Desakan serupa juga datang dari Ikatan Dokter Anak Indonesia (IDAI). Ketua IDAI, Piprim Basarah Yanuarso, menyoroti dampak luar biasa musibah yang berlangsung sejak 25 November itu terhadap layanan kesehatan di puluhan kabupaten dan kota di Aceh, Sumatera Utara, dan Sumatera Barat. Piprim mengungkapkan banyaknya korban serta terganggunya fasilitas kesehatan akibat terputusnya jaringan listrik.
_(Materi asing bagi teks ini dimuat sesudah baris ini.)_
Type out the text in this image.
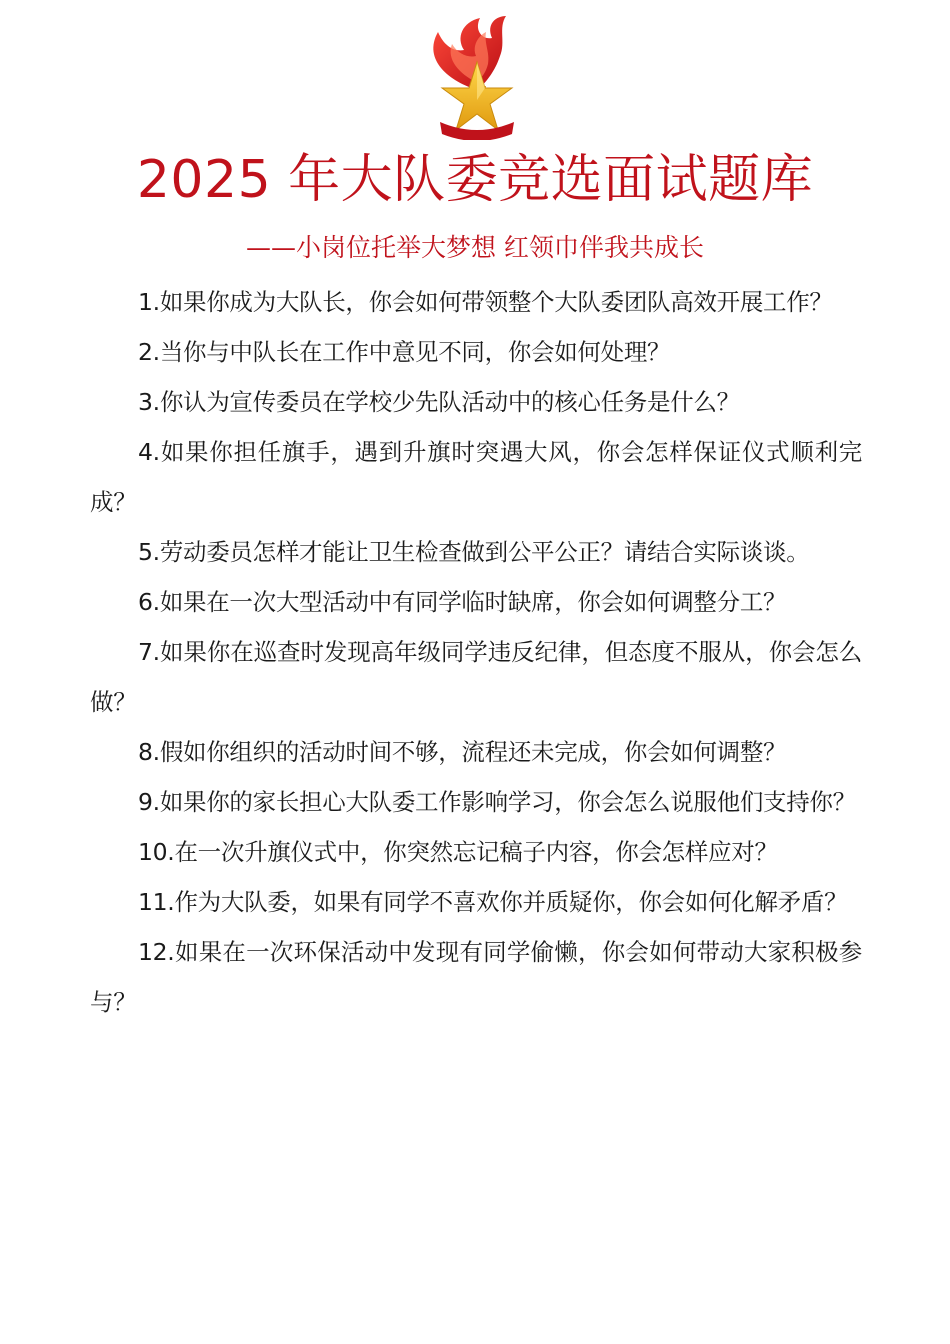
2025 年大队委竞选面试题库
——小岗位托举大梦想 红领巾伴我共成长
1.如果你成为大队长，你会如何带领整个大队委团队高效开展工作？
2.当你与中队长在工作中意见不同，你会如何处理？
3.你认为宣传委员在学校少先队活动中的核心任务是什么？
4.如果你担任旗手，遇到升旗时突遇大风，你会怎样保证仪式顺利完成？
5.劳动委员怎样才能让卫生检查做到公平公正？请结合实际谈谈。
6.如果在一次大型活动中有同学临时缺席，你会如何调整分工？
7.如果你在巡查时发现高年级同学违反纪律，但态度不服从，你会怎么做？
8.假如你组织的活动时间不够，流程还未完成，你会如何调整？
9.如果你的家长担心大队委工作影响学习，你会怎么说服他们支持你？
10.在一次升旗仪式中，你突然忘记稿子内容，你会怎样应对？
11.作为大队委，如果有同学不喜欢你并质疑你，你会如何化解矛盾？
12.如果在一次环保活动中发现有同学偷懒，你会如何带动大家积极参与？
Jakarta – Menanggapi desakan tersebut, Ketua MPR Ahmad Muzani menjelaskan bahwa Presiden Prabowo memiliki pertimbangan khusus dalam memutuskan status bencana. “Itu kewenangan presiden karena keputusannya nanti harus ditetapkan dalam bentuk Keputusan Presiden,” ujarnya usai bertemu Prabowo di Istana Kepresidenan, 2 Desember 2025. Muzani menambahkan, pemerintah saat ini mampu mengendalikan situasi dengan cepat, bekerja sama dengan pemerintah daerah.
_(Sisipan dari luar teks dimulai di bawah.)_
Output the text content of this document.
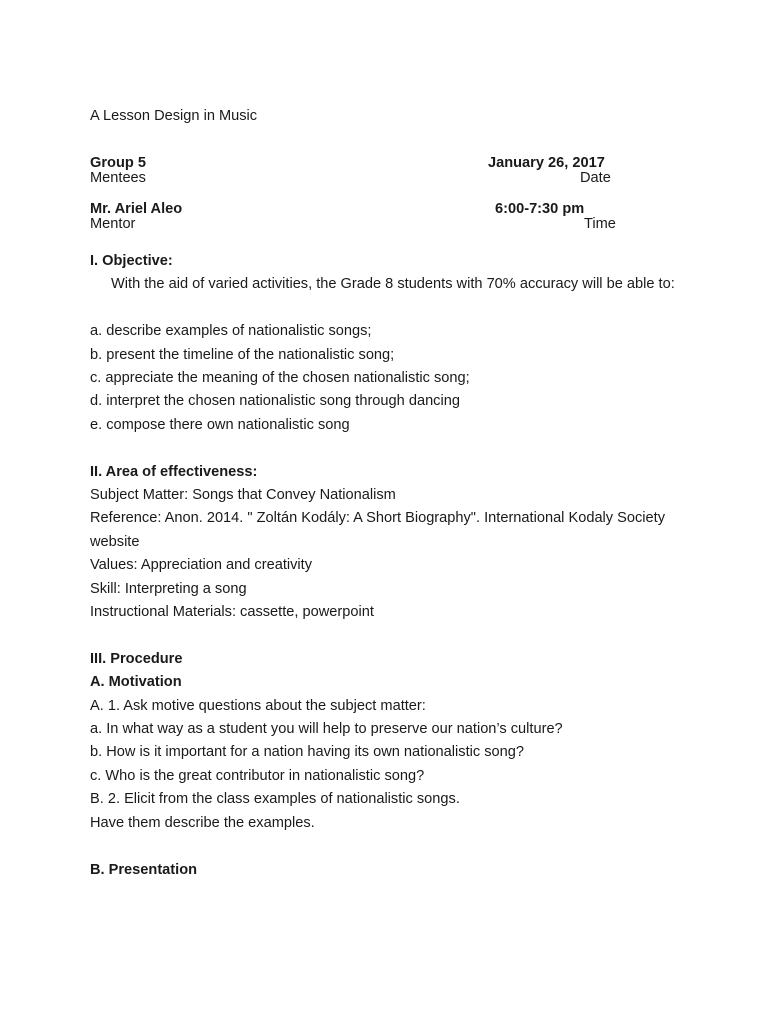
A Lesson Design in Music
Group 5
Mentees
January 26, 2017
Date
Mr. Ariel Aleo
Mentor
6:00-7:30 pm
Time

I. Objective:

With the aid of varied activities, the Grade 8 students with 70% accuracy will be able to:

a. describe examples of nationalistic songs;

b. present the timeline of the nationalistic song;

c. appreciate the meaning of the chosen nationalistic song;

d. interpret the chosen nationalistic song through dancing

e. compose there own nationalistic song

II. Area of effectiveness:

Subject Matter: Songs that Convey Nationalism

Reference: Anon. 2014. " Zoltán Kodály: A Short Biography". International Kodaly Society website

Values: Appreciation and creativity

Skill: Interpreting a song

Instructional Materials: cassette, powerpoint

III. Procedure

A. Motivation

A. 1. Ask motive questions about the subject matter:

a. In what way as a student you will help to preserve our nation’s culture?

b. How is it important for a nation having its own nationalistic song?

c. Who is the great contributor in nationalistic song?

B. 2. Elicit from the class examples of nationalistic songs.

Have them describe the examples.

B. Presentation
Sebelumnya, Presiden Prabowo Subianto sendiri menegaskan status darurat bencana daerah sudah cukup untuk menangani banjir dan tanah longsor di Pulau Sumatera. “Kita monitor terus. Saya kira kondisi yang sekarang ini sudah cukup,” kata Prabowo saat mengunjungi Kabupaten Tapanuli Tengah, Sumatera Utara, Senin, 1 Desember 2025.
Prabowo juga mengklaim tidak ada instruksi khusus untuk Basarnas dan BNPB karena kedua lembaga tersebut sudah memiliki prosedur penanganan yang baik. Pemerintah, lanjutnya, telah mengerahkan berbagai cara untuk penanganan cepat, termasuk helikopter dan pesawat Hercules. “BNPB reaksinya cukup cepat, TNI sangat cepat, Polri juga cepat,” tegasnya.
Pada kesempatan lain, Presiden Prabowo kembali menyatakan masih memantau perkembangan situasi di daerah terdampak. Ia belum bisa memastikan penetapan status darurat nasional. “Iya kami terus monitor. Kami kirim bantuan terus. Nanti kami menilai kondisinya,” ucap Prabowo di Gedung Bank Indonesia, Jakarta, Jumat, 28 November 2025. Pemerintah, jaminnya, akan terus mengirimkan bantuan.
Kepala BNPB, Letnan Jenderal TNI Suharyanto, turut menjelaskan alasan pemerintah belum menetapkan bencana di Sumatera sebagai bencana nasional. Menurut Suharyanto, banjir dan longsor di Aceh, Sumatera Utara, dan Sumatera Barat masih masuk kategori bencana daerah tingkat provinsi. Ia mengakui informasi di media sosial mungkin tampak mencekam, namun mengklaim kondisi kini sudah membaik.
Suharyanto mengutip contoh status bencana nasional yang pernah ditetapkan di Indonesia, yaitu Covid-19 dan tsunami Aceh 2004. Sementara itu, bencana besar seperti Gempa Palu, Gempa Nusa Tenggara Barat (NTB), dan Gempa Cianjur tidak ditetapkan sebagai bencana nasional. Penetapan status ini melibatkan berbagai pertimbangan, termasuk skala korban, yang menurutnya belum mencapai ambang batas untuk Sumatra saat ini.